ADN antiguo ayuda a descubrir una terapia potencial para la hemofilia
Utilizando una hebra inactiva de ADN que ha estado arrinconada en los peces durante millones de años, los investigadores, de la Universidad de Florida (UF), remplazaron el gen defectuoso responsable de la enfermedad en crías de ratones.
El grado en el que los hemofílicos padecen la enfermedad depende de la cantidad faltante de esa proteína, denominada factor VIII. Si tienen muy bajos niveles de ella, sufren problemas de sangrado durante su vida, pero lo que es aún más problemático para ellos es que sangran en sus articulaciones, rodillas, caderas y tobillos, lo que limita su movilidad.

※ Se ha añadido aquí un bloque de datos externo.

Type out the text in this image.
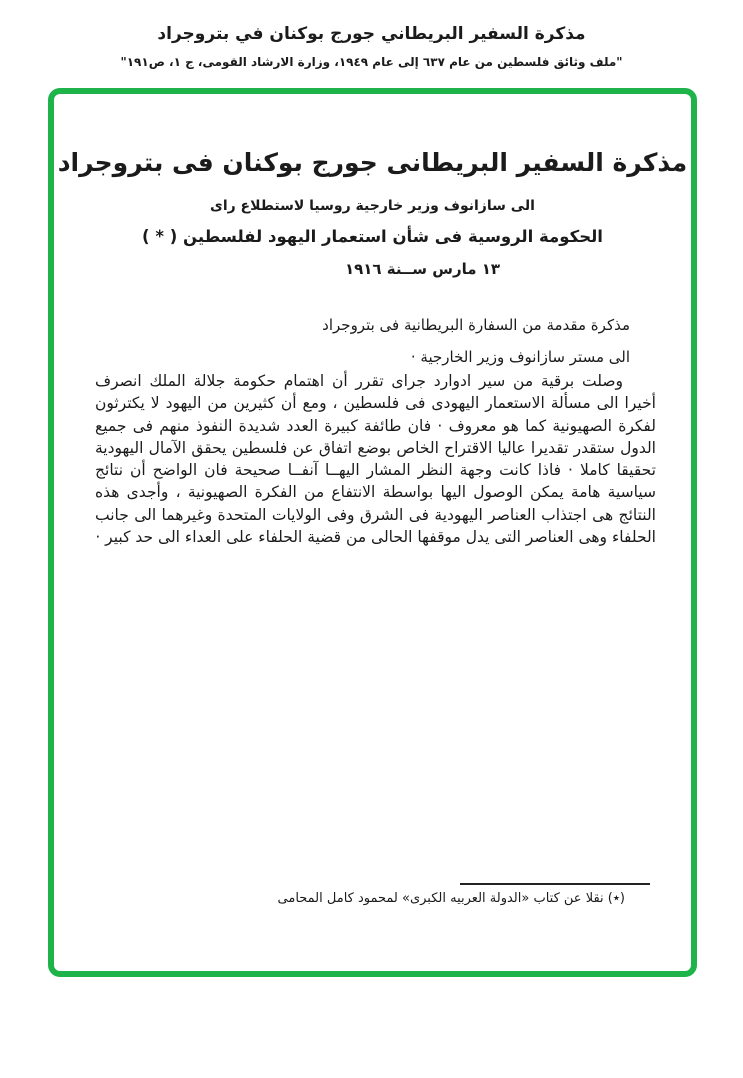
مذكرة السفير البريطاني جورج بوكنان في بتروجراد
"ملف وثائق فلسطين من عام ٦٣٧ إلى عام ١٩٤٩، وزارة الارشاد القومى، ج ١، ص١٩١"
مذكرة السفير البريطانى جورج بوكنان فى بتروجراد
الى سازانوف وزير خارجية روسيا لاستطلاع راى
الحكومة الروسية فى شأن استعمار اليهود لفلسطين ( * )
١٣ مارس ســنة ١٩١٦
مذكرة مقدمة من السفارة البريطانية فى بتروجراد
الى مستر سازانوف وزير الخارجية ·

وصلت برقية من سير ادوارد جراى تقرر أن اهتمام حكومة جلالة الملك انصرف أخيرا الى مسألة الاستعمار اليهودى فى فلسطين ، ومع أن كثيرين من اليهود لا يكترثون لفكرة الصهيونية كما هو معروف · فان طائفة كبيرة العدد شديدة النفوذ منهم فى جميع الدول ستقدر تقديرا عاليا الاقتراح الخاص بوضع اتفاق عن فلسطين يحقق الآمال اليهودية تحقيقا كاملا · فاذا كانت وجهة النظر المشار اليهــا آنفــا صحيحة فان الواضح أن نتائج سياسية هامة يمكن الوصول اليها بواسطة الانتفاع من الفكرة الصهيونية ، وأجدى هذه النتائج هى اجتذاب العناصر اليهودية فى الشرق وفى الولايات المتحدة وغيرهما الى جانب الحلفاء وهى العناصر التى يدل موقفها الحالى من قضية الحلفاء على العداء الى حد كبير ·

(٭) نقلا عن كتاب «الدولة العربيه الكبرى» لمحمود كامل المحامى
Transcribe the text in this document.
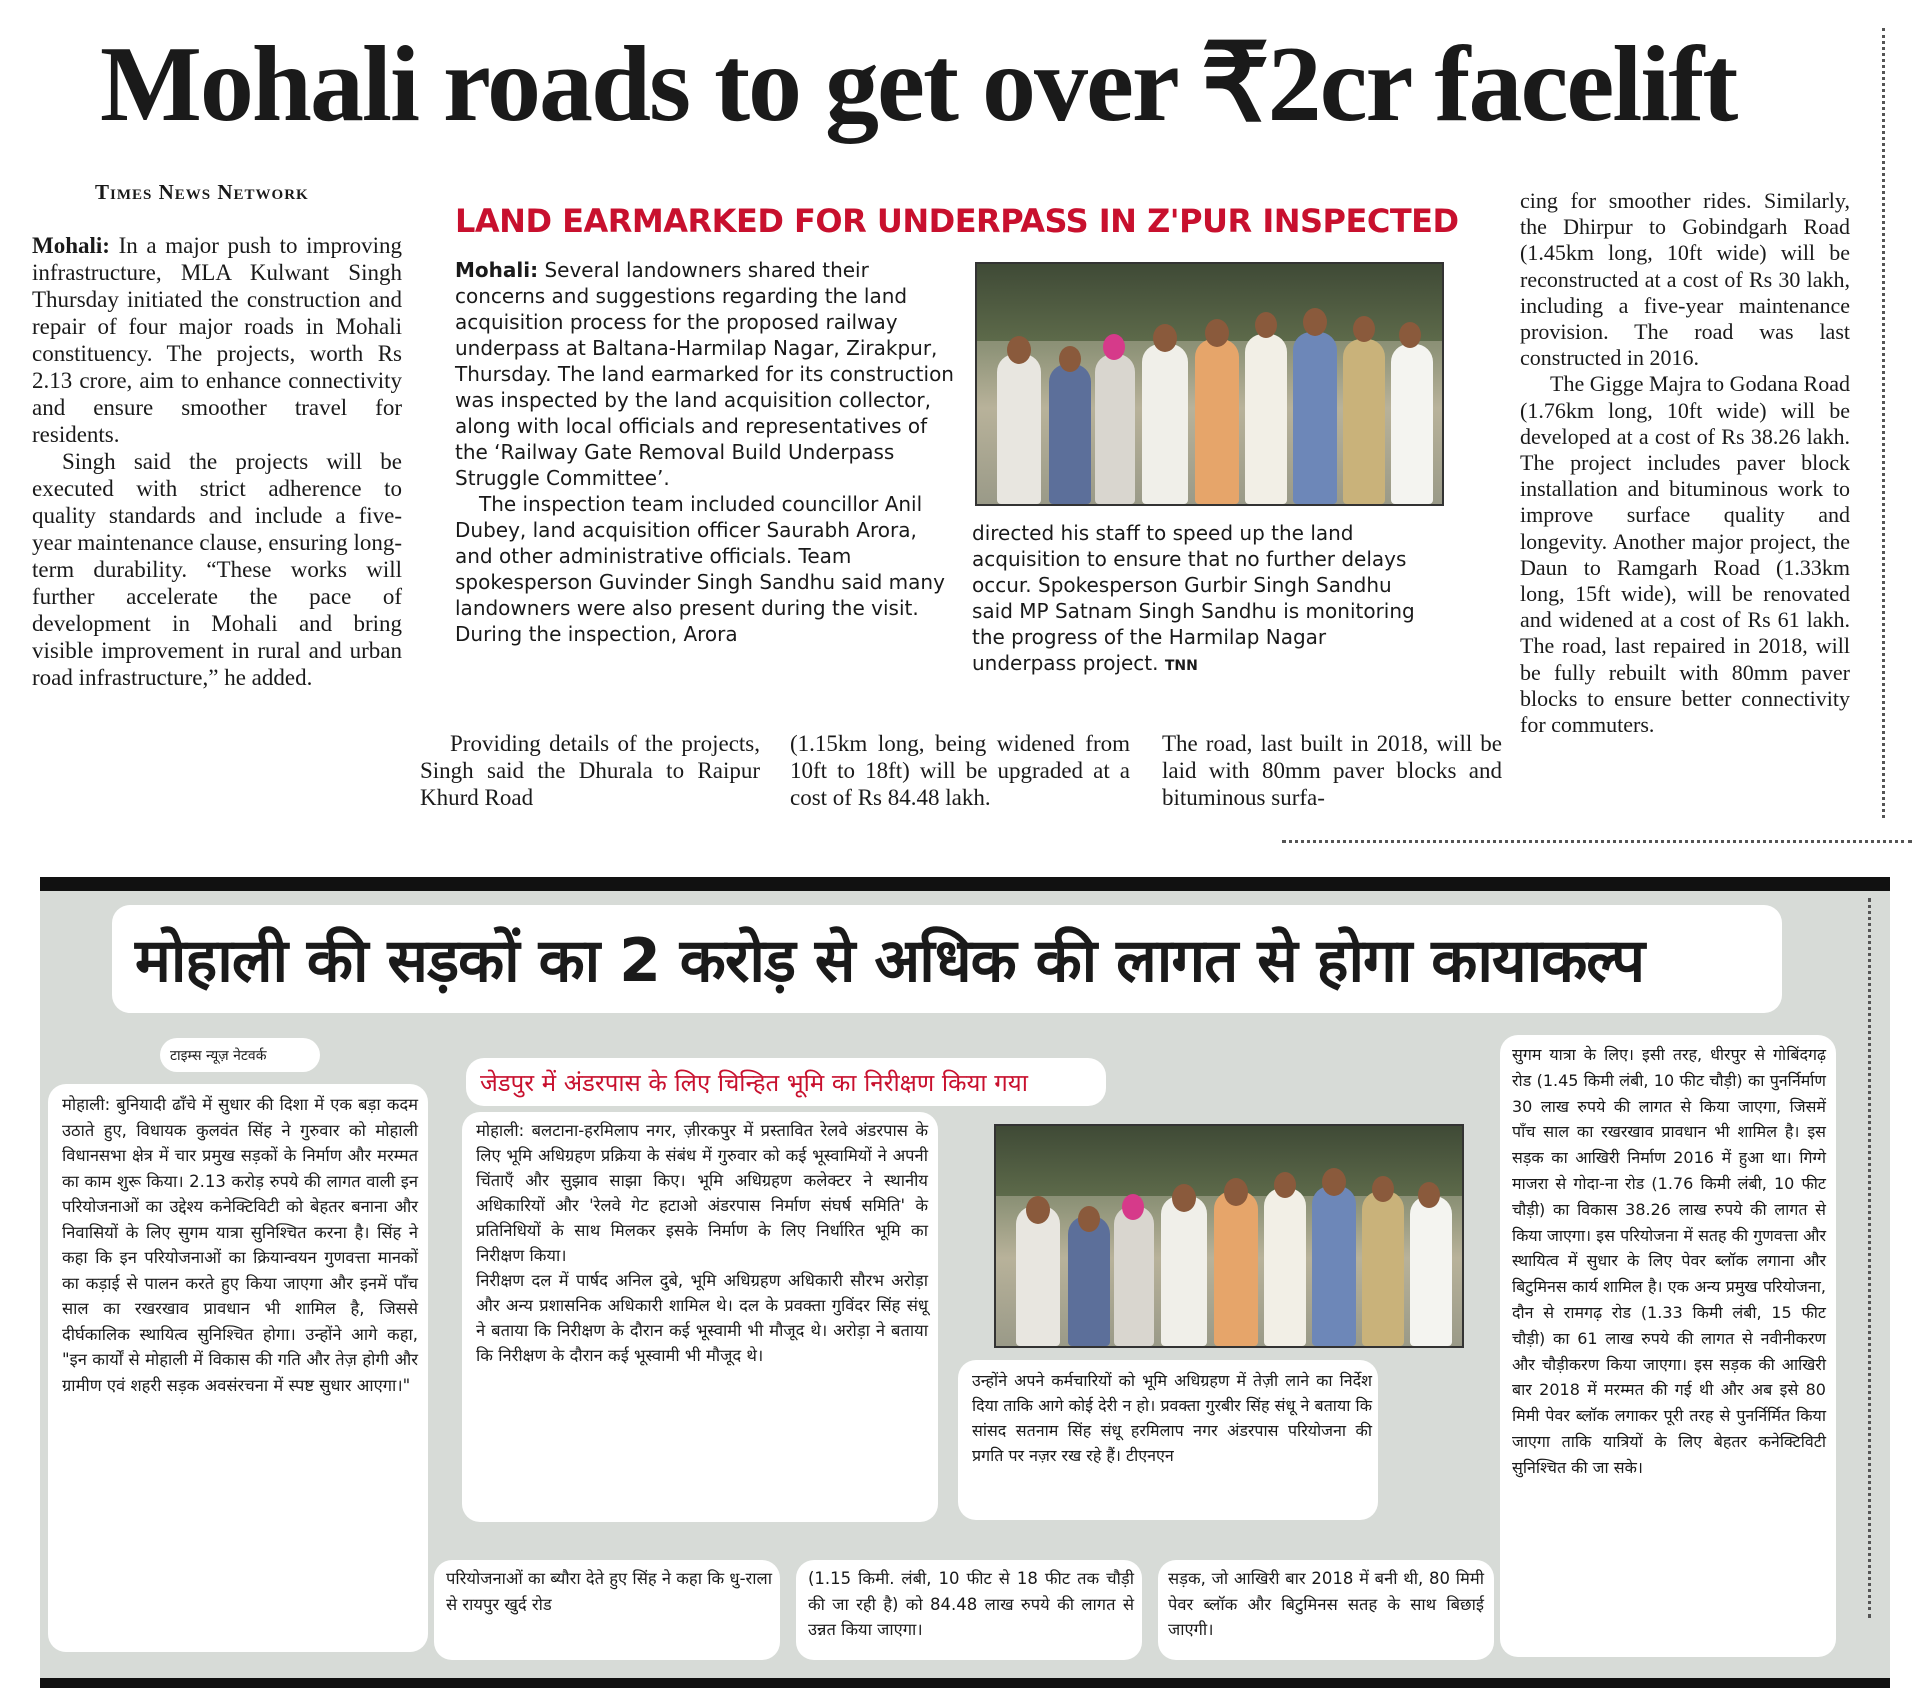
Mohali roads to get over ₹2cr facelift
Times News Network

Mohali: In a major push to improving infrastructure, MLA Kulwant Singh Thursday initiated the construction and repair of four major roads in Mohali constituency. The projects, worth Rs 2.13 crore, aim to enhance connectivity and ensure smoother travel for residents.

Singh said the projects will be executed with strict adherence to quality standards and include a five-year maintenance clause, ensuring long-term durability. “These works will further accelerate the pace of development in Mohali and bring visible improvement in rural and urban road infrastructure,” he added.

LAND EARMARKED FOR UNDERPASS IN Z'PUR INSPECTED

Mohali: Several landowners shared their concerns and suggestions regarding the land acquisition process for the proposed railway underpass at Baltana-Harmilap Nagar, Zirakpur, Thursday. The land earmarked for its construction was inspected by the land acquisition collector, along with local officials and representatives of the ‘Railway Gate Removal Build Underpass Struggle Committee’.

The inspection team included councillor Anil Dubey, land acquisition officer Saurabh Arora, and other administrative officials. Team spokesperson Guvinder Singh Sandhu said many landowners were also present during the visit. During the inspection, Arora

directed his staff to speed up the land acquisition to ensure that no further delays occur. Spokesperson Gurbir Singh Sandhu said MP Satnam Singh Sandhu is monitoring the progress of the Harmilap Nagar underpass project. TNN

Providing details of the projects, Singh said the Dhurala to Raipur Khurd Road

(1.15km long, being widened from 10ft to 18ft) will be upgraded at a cost of Rs 84.48 lakh.

The road, last built in 2018, will be laid with 80mm paver blocks and bituminous surfa-

cing for smoother rides. Similarly, the Dhirpur to Gobindgarh Road (1.45km long, 10ft wide) will be reconstructed at a cost of Rs 30 lakh, including a five-year maintenance provision. The road was last constructed in 2016.

The Gigge Majra to Godana Road (1.76km long, 10ft wide) will be developed at a cost of Rs 38.26 lakh. The project includes paver block installation and bituminous work to improve surface quality and longevity. Another major project, the Daun to Ramgarh Road (1.33km long, 15ft wide), will be renovated and widened at a cost of Rs 61 lakh. The road, last repaired in 2018, will be fully rebuilt with 80mm paver blocks to ensure better connectivity for commuters.

मोहाली की सड़कों का 2 करोड़ से अधिक की लागत से होगा कायाकल्प
टाइम्स न्यूज़ नेटवर्क
जेडपुर में अंडरपास के लिए चिन्हित भूमि का निरीक्षण किया गया

मोहाली: बुनियादी ढाँचे में सुधार की दिशा में एक बड़ा कदम उठाते हुए, विधायक कुलवंत सिंह ने गुरुवार को मोहाली विधानसभा क्षेत्र में चार प्रमुख सड़कों के निर्माण और मरम्मत का काम शुरू किया। 2.13 करोड़ रुपये की लागत वाली इन परियोजनाओं का उद्देश्य कनेक्टिविटी को बेहतर बनाना और निवासियों के लिए सुगम यात्रा सुनिश्चित करना है। सिंह ने कहा कि इन परियोजनाओं का क्रियान्वयन गुणवत्ता मानकों का कड़ाई से पालन करते हुए किया जाएगा और इनमें पाँच साल का रखरखाव प्रावधान भी शामिल है, जिससे दीर्घकालिक स्थायित्व सुनिश्चित होगा। उन्होंने आगे कहा, "इन कार्यों से मोहाली में विकास की गति और तेज़ होगी और ग्रामीण एवं शहरी सड़क अवसंरचना में स्पष्ट सुधार आएगा।"

मोहाली: बलटाना-हरमिलाप नगर, ज़ीरकपुर में प्रस्तावित रेलवे अंडरपास के लिए भूमि अधिग्रहण प्रक्रिया के संबंध में गुरुवार को कई भूस्वामियों ने अपनी चिंताएँ और सुझाव साझा किए। भूमि अधिग्रहण कलेक्टर ने स्थानीय अधिकारियों और 'रेलवे गेट हटाओ अंडरपास निर्माण संघर्ष समिति' के प्रतिनिधियों के साथ मिलकर इसके निर्माण के लिए निर्धारित भूमि का निरीक्षण किया।

निरीक्षण दल में पार्षद अनिल दुबे, भूमि अधिग्रहण अधिकारी सौरभ अरोड़ा और अन्य प्रशासनिक अधिकारी शामिल थे। दल के प्रवक्ता गुविंदर सिंह संधू ने बताया कि निरीक्षण के दौरान कई भूस्वामी भी मौजूद थे। अरोड़ा ने बताया कि निरीक्षण के दौरान कई भूस्वामी भी मौजूद थे।

उन्होंने अपने कर्मचारियों को भूमि अधिग्रहण में तेज़ी लाने का निर्देश दिया ताकि आगे कोई देरी न हो। प्रवक्ता गुरबीर सिंह संधू ने बताया कि सांसद सतनाम सिंह संधू हरमिलाप नगर अंडरपास परियोजना की प्रगति पर नज़र रख रहे हैं। टीएनएन

परियोजनाओं का ब्यौरा देते हुए सिंह ने कहा कि धु-राला से रायपुर खुर्द रोड

(1.15 किमी. लंबी, 10 फीट से 18 फीट तक चौड़ी की जा रही है) को 84.48 लाख रुपये की लागत से उन्नत किया जाएगा।

सड़क, जो आखिरी बार 2018 में बनी थी, 80 मिमी पेवर ब्लॉक और बिटुमिनस सतह के साथ बिछाई जाएगी।

सुगम यात्रा के लिए। इसी तरह, धीरपुर से गोबिंदगढ़ रोड (1.45 किमी लंबी, 10 फीट चौड़ी) का पुनर्निर्माण 30 लाख रुपये की लागत से किया जाएगा, जिसमें पाँच साल का रखरखाव प्रावधान भी शामिल है। इस सड़क का आखिरी निर्माण 2016 में हुआ था। गिग्गे माजरा से गोदा-ना रोड (1.76 किमी लंबी, 10 फीट चौड़ी) का विकास 38.26 लाख रुपये की लागत से किया जाएगा। इस परियोजना में सतह की गुणवत्ता और स्थायित्व में सुधार के लिए पेवर ब्लॉक लगाना और बिटुमिनस कार्य शामिल है। एक अन्य प्रमुख परियोजना, दौन से रामगढ़ रोड (1.33 किमी लंबी, 15 फीट चौड़ी) का 61 लाख रुपये की लागत से नवीनीकरण और चौड़ीकरण किया जाएगा। इस सड़क की आखिरी बार 2018 में मरम्मत की गई थी और अब इसे 80 मिमी पेवर ब्लॉक लगाकर पूरी तरह से पुनर्निर्मित किया जाएगा ताकि यात्रियों के लिए बेहतर कनेक्टिविटी सुनिश्चित की जा सके।
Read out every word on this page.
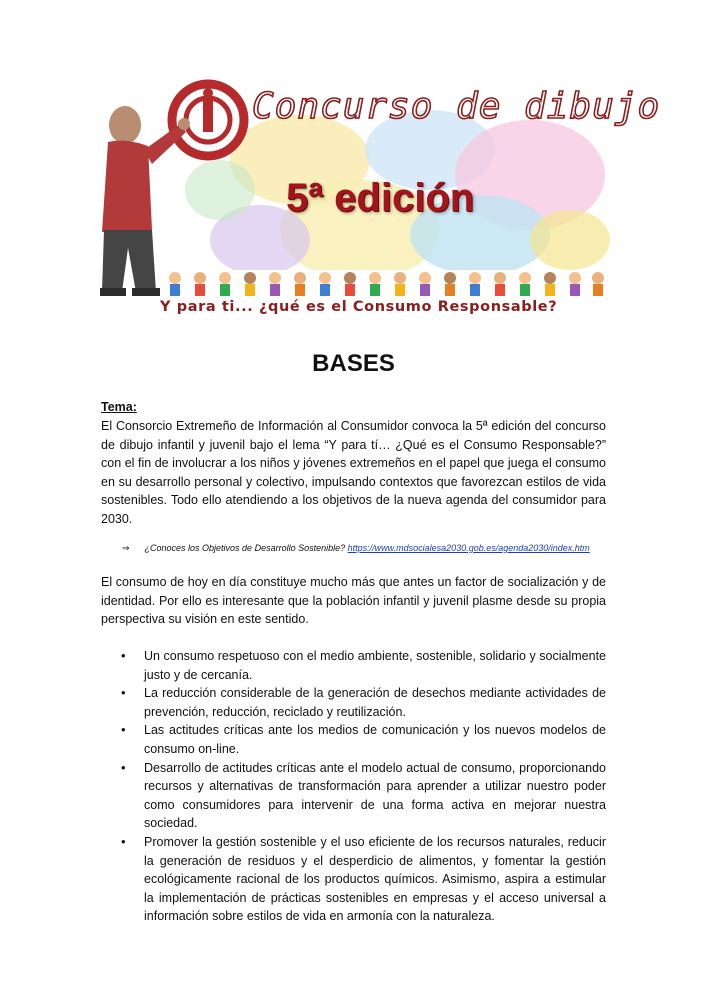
Concurso de dibujo
5ª edición
Y para ti... ¿qué es el Consumo Responsable?
BASES
Tema:
El Consorcio Extremeño de Información al Consumidor convoca la 5ª edición del concurso de dibujo infantil y juvenil bajo el lema “Y para tí… ¿Qué es el Consumo Responsable?” con el fin de involucrar a los niños y jóvenes extremeños en el papel que juega el consumo en su desarrollo personal y colectivo, impulsando contextos que favorezcan estilos de vida sostenibles. Todo ello atendiendo a los objetivos de la nueva agenda del consumidor para 2030.
⇒ ¿Conoces los Objetivos de Desarrollo Sostenible? https://www.mdsocialesa2030.gob.es/agenda2030/index.htm
El consumo de hoy en día constituye mucho más que antes un factor de socialización y de identidad. Por ello es interesante que la población infantil y juvenil plasme desde su propia perspectiva su visión en este sentido.
• Un consumo respetuoso con el medio ambiente, sostenible, solidario y socialmente justo y de cercanía.
• La reducción considerable de la generación de desechos mediante actividades de prevención, reducción, reciclado y reutilización.
• Las actitudes críticas ante los medios de comunicación y los nuevos modelos de consumo on-line.
• Desarrollo de actitudes críticas ante el modelo actual de consumo, proporcionando recursos y alternativas de transformación para aprender a utilizar nuestro poder como consumidores para intervenir de una forma activa en mejorar nuestra sociedad.
• Promover la gestión sostenible y el uso eficiente de los recursos naturales, reducir la generación de residuos y el desperdicio de alimentos, y fomentar la gestión ecológicamente racional de los productos químicos. Asimismo, aspira a estimular la implementación de prácticas sostenibles en empresas y el acceso universal a información sobre estilos de vida en armonía con la naturaleza.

Aunque los ratones hemofílicos no desarrollan ninguno de estos síntomas extremos de la enfermedad, la terapia genética es capaz de impedir el sangrado abundante en los animales, como muestra el hallazgo.
Muchas personas en el mundo, más de 18.000 en Estados Unidos, tienen hemofilia A, la forma más común de la enfermedad, según datos oficiales (Centers for Disease Control and Prevention). Actualmente, el único tratamiento seguro para la dolencia es una forma purificada de la proteína, pero sus efectos no duran mucho tiempo. Los científicos han estado tratando durante años de encontrar un modo seguro para aplicar la terapia genética en pacientes hemofílicos, pero los problemas con los virus utilizados para transportar los genes necesarios a sus destinos han obstaculizado su éxito.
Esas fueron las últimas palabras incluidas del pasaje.